O resultado só não foi pior porque a expansão do comércio e o dinamismo atingido por nossas exportações aliviaram a dependência externa construída na octaetéride fernandista. São resultados importantes desse processo o saldo comercial da ordem de US$ 44,5 bilhões e o saldo em conta corrente de US$ 15 bilhões (1,9% do PIB).
Mais significativa foi a dramática redução da dívida externa líquida, que caiu de US$ 195 bilhões em 2002 (3,2 vezes as exportações) para US$ 127 bilhões em 2005 (praticamente um ano de exportação). A dívida pública líqüida é hoje menos de 3% do PIB -um quinto da que era em 2002. São esses números que explicam a melhora do risco Brasil, o sucesso dos lançamentos do Tesouro e parte da valorização do dólar.
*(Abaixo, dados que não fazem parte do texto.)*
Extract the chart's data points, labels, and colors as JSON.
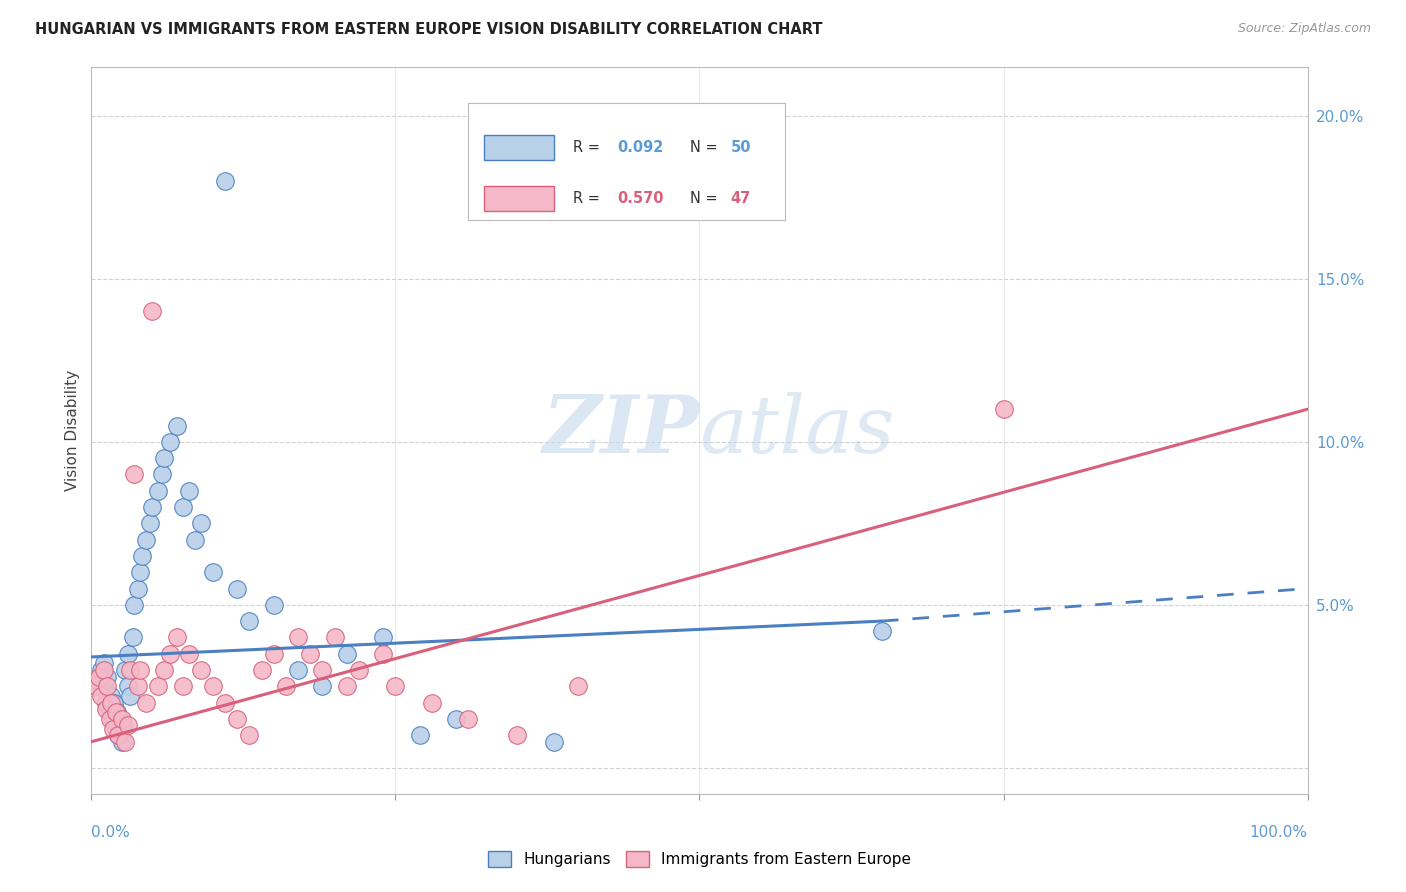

A outra parte é explicada pela pequena importação, resultado da "murcha" do crescimento e da arbitragem de juros que transformou o real na "commodity" mais desejada do mundo.
A situação hoje é outra. O Banco Central já acredita em crescimento de 4% do PIB. Há um reconhecimento geral de que ele abusou do conservadorismo a que se obriga todo Banco Central. Os resultados do quarto trimestre são perturbadores e colocam dúvidas até sobre o crescimento de 2,5% em 2005. Existe, portanto, um espaço importante a uma redução ordenada e responsável da taxa de juro real, com uma taxa Selic no final de 2006 da ordem de 11% ou 12% (juro real de 7% mais uma expectativa de inflação para 2007 da ordem de 3,5% a 4%). Muito longe, portanto, do "Relatório de Mercado", que ainda estima 15% para a taxa Selic em 31/12/06. Isso nos deixaria com uma taxa de juro real em dezembro da ordem de 11%, com a qual podemos esquecer 2006...
O desenvolvimento é um estado de espírito. Ele ocorre quando a liderança política é capaz de acender o "espírito animal" dos empresários e levá-los a acreditar no crescimento, o que eleva o investimento e amplia a demanda global.
Se o presidente Lula quer mesmo um crescimento de 5% para 2006, tem de estimular o setor privado a fazê-lo.
O crescimento está anestesiado nos temores do sistema financeiro e na miopia do governo!


Antonio Delfim Netto escreve às quartas-feiras nesta coluna.